Esses lojistas mal intencionados pegam dados verdadeiros de quem já comprou pela internet, geralmente vazados e disponível para compra na deep web (sites que não aparecem nas buscas). Para você ter uma ideia, calcula-se que 1,4 bilhão de logins e senhas de serviços como Netflix, LinkedIn, Minecraft e Badoo já foi exposto em sites assim.
- Seus dados valem de US$ 5 a US$ 10 mil no submundo da internet
- Identidades de bebês valem centenas de dólares na dark web
- Pesquisadores conseguiram comprar 530 mil senhas do Zoom
O professor de Segurança e Auditoria da ESPM, Osmany Arruda, te propõe um teste: vá no serviço de busca no seu navegador e digite "CV + RG + CPF". "Você não vai acreditar no que vai vir de currículo com tudo, com o nome completo e tudo", adverte.
Ele usou esse exemplo para dizer que informações como CPF, RG, telefone e endereço são fáceis de serem encontradas por aí. Existem outras maneiras (mais sofisticadas) de pegar seus dados sem que você se dê conta disso e usar suas informações para esquemas fraudulentos.
"A grande maioria desses vazamentos vêm de e-commerces menores que não tem políticas claras, maturidade, segurança suficiente, ou de cadastros feitos em sites que não têm uma boa reputação. Também podem acontecer vazamentos em grandes magazines, que vez ou outra são noticiados", conta.
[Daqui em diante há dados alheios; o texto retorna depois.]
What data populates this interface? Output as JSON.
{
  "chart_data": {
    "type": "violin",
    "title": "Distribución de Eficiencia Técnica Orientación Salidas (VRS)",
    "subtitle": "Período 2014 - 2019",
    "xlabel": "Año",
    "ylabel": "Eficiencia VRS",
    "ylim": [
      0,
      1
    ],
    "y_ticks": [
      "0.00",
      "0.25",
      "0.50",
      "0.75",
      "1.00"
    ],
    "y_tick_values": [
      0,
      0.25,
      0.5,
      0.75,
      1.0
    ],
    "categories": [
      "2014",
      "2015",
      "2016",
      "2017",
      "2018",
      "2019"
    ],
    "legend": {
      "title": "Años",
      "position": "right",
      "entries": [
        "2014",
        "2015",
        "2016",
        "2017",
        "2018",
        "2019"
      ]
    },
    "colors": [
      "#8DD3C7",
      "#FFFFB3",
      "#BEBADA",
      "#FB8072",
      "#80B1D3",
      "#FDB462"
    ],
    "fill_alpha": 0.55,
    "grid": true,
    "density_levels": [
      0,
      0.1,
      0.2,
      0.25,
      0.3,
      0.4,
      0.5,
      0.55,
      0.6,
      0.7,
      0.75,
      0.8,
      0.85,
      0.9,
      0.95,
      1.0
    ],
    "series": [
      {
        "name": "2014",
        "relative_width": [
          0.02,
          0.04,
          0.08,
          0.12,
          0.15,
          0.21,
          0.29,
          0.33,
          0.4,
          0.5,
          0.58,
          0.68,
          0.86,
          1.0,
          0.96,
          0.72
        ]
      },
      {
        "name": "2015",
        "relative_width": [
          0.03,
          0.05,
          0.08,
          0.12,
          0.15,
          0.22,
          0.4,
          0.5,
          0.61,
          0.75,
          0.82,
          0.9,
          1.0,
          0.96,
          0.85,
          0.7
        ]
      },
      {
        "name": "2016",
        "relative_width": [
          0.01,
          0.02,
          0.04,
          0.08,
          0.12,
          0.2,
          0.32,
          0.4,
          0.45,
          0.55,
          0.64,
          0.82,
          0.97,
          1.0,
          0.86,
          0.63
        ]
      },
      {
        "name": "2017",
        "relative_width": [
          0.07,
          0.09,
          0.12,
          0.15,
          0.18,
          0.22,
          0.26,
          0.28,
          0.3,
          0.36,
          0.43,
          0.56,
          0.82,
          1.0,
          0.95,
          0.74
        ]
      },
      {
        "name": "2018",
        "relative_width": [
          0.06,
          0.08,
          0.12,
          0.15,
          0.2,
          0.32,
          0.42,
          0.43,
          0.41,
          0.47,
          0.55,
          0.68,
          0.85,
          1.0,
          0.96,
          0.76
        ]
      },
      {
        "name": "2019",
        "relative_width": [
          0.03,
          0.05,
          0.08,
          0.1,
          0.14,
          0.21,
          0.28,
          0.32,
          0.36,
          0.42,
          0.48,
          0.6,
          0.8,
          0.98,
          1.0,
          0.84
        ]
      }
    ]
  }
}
Para evitar que seus dados caiam em mãos erradas, os especialistas ouvidos por Tilt aconselham:
- Verifique se o site que você está comprando tem um selo de validação de segurança;
- Evite senhas padrão em sites do tipo marketplace e troque a sua senha ao menos uma vez por ano;
- Não saia dando seus dados para qualquer pessoa, seja na balada (que às vezes pedem RG e CPF), seja em pesquisas de rua em instituições não reconhecidas;
- Não compartilhe dados pessoais nas redes sociais, e isso vale até para o seu story no Instagram marcando a sua casa;
- Use plataformas como Pag Seguro e Pay Pal para fazer compras pela internet, já que elas reduzem a quantidade de informações que você precisa compartilhar com outras plataformas (dá até para mandar entregar no endereço cadastrado nessa plataformas, sem você precisar colocar o seu)
- Compre sempre de sites que tenham boa reputação.
"Você precisa ter a consciência que, se tiver que fazer uma transação pela internet, ela nunca vai ser 100% segura —mas na loja física ela também não é, você pode ser assaltado no meio do caminho. A gente tem que saber dos riscos e evitar o máximo colocar informações à disposição dos mal intencionados", afirma Branco, da USP.
LGPD é arma contra "brushing"?
A professora afirma que a pessoa não precisa entrar na deep web para ter essas bases de dados, já que empresas comercializam os nossos dados para outras sem a gente nem saber. No caso do Brasil, agora temos a LGPD (Lei Geral de Proteção de Dados) para evitar essa prática.
"Mas é claro que o site chinês não vai cumprir as leis de proteção de dados do Brasil, então nesse caso as pessoa estão por sua própria conta em risco", afirma.
A LGPD muda essa prática de venda de dados entre empresas, mas isso vai levar um tempo, segundo Osmany Arruda, da ESPM.
"Ela ainda está obscura por causa da ANPD [Agência Nacional de Proteção de Dados] que ainda não está funcionando, mas as multas estão acontecendo. E ainda existe outro ponto importante: as empresas que não tomarem cuidado com isso vão deixar de trabalhar com parceiras porque se eles compartilham esse dado de maneira ilegal todo mundo pode ser penalizado", disse.